All the designers just mentioned, however, belong to a generation prior to that of the current celebrity designers of which Abloh is the leader but which also include Alessandro Michele, Hedi Slimane, Kim Jones, Matthew Williams or Phoebe Philo to name a few. A generation of new creative directors who have tied their name to legendary brands without ever superimposing their own on that of the brand – if tomorrow they want to sell everything they will still have the rights over their name.

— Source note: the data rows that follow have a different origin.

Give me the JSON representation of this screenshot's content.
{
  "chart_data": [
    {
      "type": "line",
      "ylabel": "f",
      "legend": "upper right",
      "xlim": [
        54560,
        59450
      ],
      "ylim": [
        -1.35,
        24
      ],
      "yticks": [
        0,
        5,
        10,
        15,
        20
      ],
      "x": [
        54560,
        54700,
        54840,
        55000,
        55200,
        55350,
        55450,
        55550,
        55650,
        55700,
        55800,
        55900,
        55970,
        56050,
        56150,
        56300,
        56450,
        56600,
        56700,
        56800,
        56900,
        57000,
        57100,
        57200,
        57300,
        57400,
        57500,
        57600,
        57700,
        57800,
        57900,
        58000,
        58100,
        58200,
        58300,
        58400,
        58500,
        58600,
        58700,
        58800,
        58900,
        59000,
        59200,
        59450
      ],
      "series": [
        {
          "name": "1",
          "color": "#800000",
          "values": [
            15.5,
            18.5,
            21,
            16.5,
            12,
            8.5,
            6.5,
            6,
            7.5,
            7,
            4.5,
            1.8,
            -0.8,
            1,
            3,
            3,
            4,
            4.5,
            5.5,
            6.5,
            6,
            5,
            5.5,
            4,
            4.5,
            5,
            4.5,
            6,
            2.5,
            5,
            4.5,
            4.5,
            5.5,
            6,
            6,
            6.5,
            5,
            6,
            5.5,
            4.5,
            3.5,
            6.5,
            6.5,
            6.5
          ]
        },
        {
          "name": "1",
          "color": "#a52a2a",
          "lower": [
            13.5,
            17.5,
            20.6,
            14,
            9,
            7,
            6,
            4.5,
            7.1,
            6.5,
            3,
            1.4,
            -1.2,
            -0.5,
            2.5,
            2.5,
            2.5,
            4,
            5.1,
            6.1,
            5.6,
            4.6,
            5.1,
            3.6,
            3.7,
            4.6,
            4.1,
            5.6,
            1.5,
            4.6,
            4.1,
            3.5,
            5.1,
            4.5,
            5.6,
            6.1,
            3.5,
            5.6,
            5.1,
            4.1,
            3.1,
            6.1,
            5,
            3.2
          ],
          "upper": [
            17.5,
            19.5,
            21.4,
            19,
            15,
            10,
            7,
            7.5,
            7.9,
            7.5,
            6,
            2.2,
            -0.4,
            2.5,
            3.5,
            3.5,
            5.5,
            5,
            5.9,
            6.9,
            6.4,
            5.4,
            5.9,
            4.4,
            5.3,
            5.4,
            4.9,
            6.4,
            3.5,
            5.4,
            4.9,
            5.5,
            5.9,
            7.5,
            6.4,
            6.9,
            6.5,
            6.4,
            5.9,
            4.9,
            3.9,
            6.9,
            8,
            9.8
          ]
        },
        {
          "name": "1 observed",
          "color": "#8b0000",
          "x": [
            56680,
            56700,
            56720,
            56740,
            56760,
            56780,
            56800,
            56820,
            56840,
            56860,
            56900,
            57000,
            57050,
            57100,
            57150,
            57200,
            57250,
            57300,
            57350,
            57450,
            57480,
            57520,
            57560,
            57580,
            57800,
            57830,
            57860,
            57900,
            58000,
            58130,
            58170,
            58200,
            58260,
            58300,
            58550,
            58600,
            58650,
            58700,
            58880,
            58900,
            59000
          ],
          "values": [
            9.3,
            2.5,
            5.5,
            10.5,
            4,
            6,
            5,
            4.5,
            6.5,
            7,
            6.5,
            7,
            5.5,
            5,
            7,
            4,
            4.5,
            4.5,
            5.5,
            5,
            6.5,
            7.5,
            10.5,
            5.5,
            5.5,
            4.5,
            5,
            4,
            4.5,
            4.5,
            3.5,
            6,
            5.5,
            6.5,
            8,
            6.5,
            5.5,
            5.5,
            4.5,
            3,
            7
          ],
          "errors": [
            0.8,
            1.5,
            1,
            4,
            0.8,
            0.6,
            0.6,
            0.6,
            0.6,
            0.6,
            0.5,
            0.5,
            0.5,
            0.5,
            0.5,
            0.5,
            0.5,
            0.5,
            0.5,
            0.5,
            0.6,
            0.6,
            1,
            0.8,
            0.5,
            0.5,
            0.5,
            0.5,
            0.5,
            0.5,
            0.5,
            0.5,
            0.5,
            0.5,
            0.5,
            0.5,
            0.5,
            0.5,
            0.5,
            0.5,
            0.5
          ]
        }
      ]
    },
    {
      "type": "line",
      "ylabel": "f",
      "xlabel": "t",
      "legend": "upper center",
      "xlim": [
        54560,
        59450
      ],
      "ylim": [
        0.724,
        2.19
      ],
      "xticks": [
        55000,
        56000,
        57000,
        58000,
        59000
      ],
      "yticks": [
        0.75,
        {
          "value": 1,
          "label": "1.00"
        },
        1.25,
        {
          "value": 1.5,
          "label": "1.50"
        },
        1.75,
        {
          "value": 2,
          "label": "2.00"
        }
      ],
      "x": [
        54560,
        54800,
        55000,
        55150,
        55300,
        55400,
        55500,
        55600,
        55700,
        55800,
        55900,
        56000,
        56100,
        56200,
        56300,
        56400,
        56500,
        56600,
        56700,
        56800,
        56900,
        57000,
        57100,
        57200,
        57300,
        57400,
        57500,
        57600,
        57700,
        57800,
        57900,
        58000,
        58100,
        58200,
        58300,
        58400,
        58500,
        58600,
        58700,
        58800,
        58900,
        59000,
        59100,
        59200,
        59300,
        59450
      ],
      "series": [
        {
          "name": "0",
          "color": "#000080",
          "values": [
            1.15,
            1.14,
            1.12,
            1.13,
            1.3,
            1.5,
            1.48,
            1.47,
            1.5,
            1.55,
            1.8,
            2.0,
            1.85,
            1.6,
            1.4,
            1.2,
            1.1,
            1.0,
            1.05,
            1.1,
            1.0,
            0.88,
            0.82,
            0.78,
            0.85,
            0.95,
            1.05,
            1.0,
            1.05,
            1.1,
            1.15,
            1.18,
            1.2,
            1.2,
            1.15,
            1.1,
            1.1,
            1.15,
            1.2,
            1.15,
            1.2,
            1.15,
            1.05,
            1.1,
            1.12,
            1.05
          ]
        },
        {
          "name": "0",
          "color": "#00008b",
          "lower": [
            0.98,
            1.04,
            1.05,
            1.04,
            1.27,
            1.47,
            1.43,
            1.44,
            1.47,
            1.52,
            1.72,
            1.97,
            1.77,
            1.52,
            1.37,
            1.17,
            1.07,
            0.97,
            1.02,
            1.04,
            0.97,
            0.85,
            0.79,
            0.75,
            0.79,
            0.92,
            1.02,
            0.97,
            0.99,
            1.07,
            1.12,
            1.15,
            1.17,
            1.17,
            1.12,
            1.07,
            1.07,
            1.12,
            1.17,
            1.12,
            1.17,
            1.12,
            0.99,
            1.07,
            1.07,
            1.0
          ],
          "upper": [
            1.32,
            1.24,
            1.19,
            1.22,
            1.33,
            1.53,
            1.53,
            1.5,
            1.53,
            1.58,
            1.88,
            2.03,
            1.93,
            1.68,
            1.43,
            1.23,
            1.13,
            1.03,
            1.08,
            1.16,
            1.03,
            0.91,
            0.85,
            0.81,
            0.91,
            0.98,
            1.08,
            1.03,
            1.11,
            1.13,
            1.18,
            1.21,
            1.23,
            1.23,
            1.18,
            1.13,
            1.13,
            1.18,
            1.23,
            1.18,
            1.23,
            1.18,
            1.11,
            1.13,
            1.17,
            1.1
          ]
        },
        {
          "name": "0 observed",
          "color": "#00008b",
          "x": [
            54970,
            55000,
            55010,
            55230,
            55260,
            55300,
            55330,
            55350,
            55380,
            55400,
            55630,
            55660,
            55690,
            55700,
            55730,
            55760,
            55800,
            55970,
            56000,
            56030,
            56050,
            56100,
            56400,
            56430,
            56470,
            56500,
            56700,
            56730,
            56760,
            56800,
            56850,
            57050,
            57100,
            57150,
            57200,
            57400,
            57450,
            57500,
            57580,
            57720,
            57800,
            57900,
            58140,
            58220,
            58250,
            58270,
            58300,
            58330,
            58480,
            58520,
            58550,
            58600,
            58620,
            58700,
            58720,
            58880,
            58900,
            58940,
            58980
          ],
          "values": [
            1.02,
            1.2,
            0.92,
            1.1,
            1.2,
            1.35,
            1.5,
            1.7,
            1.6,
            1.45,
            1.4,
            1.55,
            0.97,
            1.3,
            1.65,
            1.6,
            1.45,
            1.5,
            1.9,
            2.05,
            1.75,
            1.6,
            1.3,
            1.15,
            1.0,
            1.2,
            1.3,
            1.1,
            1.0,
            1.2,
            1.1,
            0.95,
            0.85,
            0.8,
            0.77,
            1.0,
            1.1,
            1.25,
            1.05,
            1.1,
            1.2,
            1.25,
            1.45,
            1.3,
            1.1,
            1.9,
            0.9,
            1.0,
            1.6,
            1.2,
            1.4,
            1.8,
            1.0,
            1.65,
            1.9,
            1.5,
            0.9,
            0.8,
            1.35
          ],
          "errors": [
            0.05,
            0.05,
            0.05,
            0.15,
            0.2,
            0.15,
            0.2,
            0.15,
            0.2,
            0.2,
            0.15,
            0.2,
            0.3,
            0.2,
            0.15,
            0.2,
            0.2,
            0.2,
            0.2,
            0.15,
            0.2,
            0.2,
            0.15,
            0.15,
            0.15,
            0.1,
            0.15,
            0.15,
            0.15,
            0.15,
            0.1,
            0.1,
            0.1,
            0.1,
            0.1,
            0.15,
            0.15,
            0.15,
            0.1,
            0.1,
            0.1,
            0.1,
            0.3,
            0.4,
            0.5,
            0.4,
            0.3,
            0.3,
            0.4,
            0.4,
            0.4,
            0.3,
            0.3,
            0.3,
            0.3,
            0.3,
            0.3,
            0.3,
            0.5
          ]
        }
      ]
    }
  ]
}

Two examples of this breakthrough in the awareness of the designers themselves are those of Matthew Williams who signed with his name the collaborations with Nike and Stussy and also Kim Jones who collaborated with Converse in a personal capacity - all ways of reaffirming the value of their name beyond the brands they direct.

A phenomenon that will be confirmed once and for all when, next year, the debut of the eponymous brand of Phoebe Philo will take place, which is surrounded by incredible hype thanks to the cult that surrounds the English designer. The name of all these designers is, in short, bankable, it has an intrisecous value only of its own – their intelligence, and that of all future great designers, will be to protect this asset with all the weapons at their disposal.